Effective image analysis on twitter streaming using Hadoop Eco System on Amazon Web Service EC2 (Download)
We have published a research paper on Hadoop and Ecosystem using real-time case study, in “International Journal of Advanced Research in Computer Science and Software Engineering” ISSN:2277 128X
Title
Effective Image Analysis on Twitter Streaming using Hadoop Eco System on Amazon Web Service EC2
Paper ID
V5I9-0359
Abstract:
Twitter is becoming the most popular online micro blogging network of real time post that enables users to send and read short 140-character messages called “tweets”. Registered users can read and post tweets, but unregistered users can only read them. Today’s Twitter is now less focused on what are you doing but has emerged as a source for discovery, with a focus on sharing relevant information and engaging in conversation. Sharing various visual information in the form of images/photos are becoming very popular where all the follower can see what images/photos have been posted/twitted instantly. In this paper I am going to explain how effectively registered users shares/uploads images among the followers. This information/statistics would be of great value for any organization/company when they launch their new product in market. If a particular image/photo sharing is high among tweeter community, organization/company can be assured that their product is penetrating more in the market. Here I have analyzed the momentum of visual information propagation . So that followers can be aware of that something new have been lunched in market and subsequently will have the curiosity to dig more on it. In this paper, the collected twitter steaming which has been (rich amount of data in semi structure format JSON for an interval of time) referred to as big data are processed efficiently to achieve mentioned output.
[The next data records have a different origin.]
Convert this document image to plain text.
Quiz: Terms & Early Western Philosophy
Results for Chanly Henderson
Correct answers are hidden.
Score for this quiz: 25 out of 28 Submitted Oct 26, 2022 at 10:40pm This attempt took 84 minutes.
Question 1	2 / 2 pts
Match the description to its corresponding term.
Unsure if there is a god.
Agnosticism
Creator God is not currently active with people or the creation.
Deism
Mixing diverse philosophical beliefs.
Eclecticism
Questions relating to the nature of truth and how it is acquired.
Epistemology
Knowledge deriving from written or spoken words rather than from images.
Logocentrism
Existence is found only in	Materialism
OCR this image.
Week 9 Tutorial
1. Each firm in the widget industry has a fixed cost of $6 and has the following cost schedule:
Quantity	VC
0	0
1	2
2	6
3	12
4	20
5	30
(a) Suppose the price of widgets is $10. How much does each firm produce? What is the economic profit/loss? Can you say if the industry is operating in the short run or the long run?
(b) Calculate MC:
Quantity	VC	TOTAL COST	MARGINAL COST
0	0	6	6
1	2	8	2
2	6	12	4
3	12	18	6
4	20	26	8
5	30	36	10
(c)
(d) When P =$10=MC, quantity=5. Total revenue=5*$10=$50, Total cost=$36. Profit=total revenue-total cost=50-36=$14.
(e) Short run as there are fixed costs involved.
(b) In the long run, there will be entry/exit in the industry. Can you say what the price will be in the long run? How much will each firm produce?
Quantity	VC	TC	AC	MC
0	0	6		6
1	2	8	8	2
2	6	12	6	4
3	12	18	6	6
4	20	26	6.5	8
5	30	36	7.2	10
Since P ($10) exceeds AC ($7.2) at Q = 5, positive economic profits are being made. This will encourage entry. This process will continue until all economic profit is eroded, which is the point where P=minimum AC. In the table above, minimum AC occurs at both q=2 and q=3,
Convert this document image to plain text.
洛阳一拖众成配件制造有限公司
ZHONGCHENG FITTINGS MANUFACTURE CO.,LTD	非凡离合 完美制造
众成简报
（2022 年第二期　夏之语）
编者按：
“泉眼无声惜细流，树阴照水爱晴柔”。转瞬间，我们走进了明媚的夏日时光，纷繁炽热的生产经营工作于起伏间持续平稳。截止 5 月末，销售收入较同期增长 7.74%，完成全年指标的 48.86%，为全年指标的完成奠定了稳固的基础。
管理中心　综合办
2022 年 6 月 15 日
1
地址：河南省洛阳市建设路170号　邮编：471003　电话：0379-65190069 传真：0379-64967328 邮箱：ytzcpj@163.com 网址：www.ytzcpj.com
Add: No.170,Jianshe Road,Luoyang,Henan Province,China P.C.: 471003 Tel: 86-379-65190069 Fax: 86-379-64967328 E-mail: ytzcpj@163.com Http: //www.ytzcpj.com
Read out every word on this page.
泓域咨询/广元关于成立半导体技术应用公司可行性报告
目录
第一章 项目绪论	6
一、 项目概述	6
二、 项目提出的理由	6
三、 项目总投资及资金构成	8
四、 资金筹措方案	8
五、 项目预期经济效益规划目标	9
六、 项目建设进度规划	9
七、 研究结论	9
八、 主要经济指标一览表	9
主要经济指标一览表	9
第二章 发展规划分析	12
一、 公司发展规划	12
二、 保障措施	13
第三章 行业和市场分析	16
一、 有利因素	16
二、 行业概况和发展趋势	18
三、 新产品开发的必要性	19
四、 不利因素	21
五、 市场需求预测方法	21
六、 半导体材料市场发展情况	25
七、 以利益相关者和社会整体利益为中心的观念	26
With the available traditional software like RDBMS, MVC architecture framework like Struts etc, it’s impossible to achieve the desire goal. To leverage the cloud computing, I have used the Amazon Web Service EC2 where Hadoop cluster has been created to analyze the twitter streaming data. Other components of Hadoop eco system viz. Apache Flume, Hive have also been used . Using Flume, twitter streaming has been collected for a particular interval of time and subsequently stored in Hadoop Distribution File System (HDFS) for further analysis where traditional RDBMS are not compatible. I have used Hive for mining the stored data filtered through Map Reduce phase. Only Map has been used to parse the semi structured Streaming data (JSON).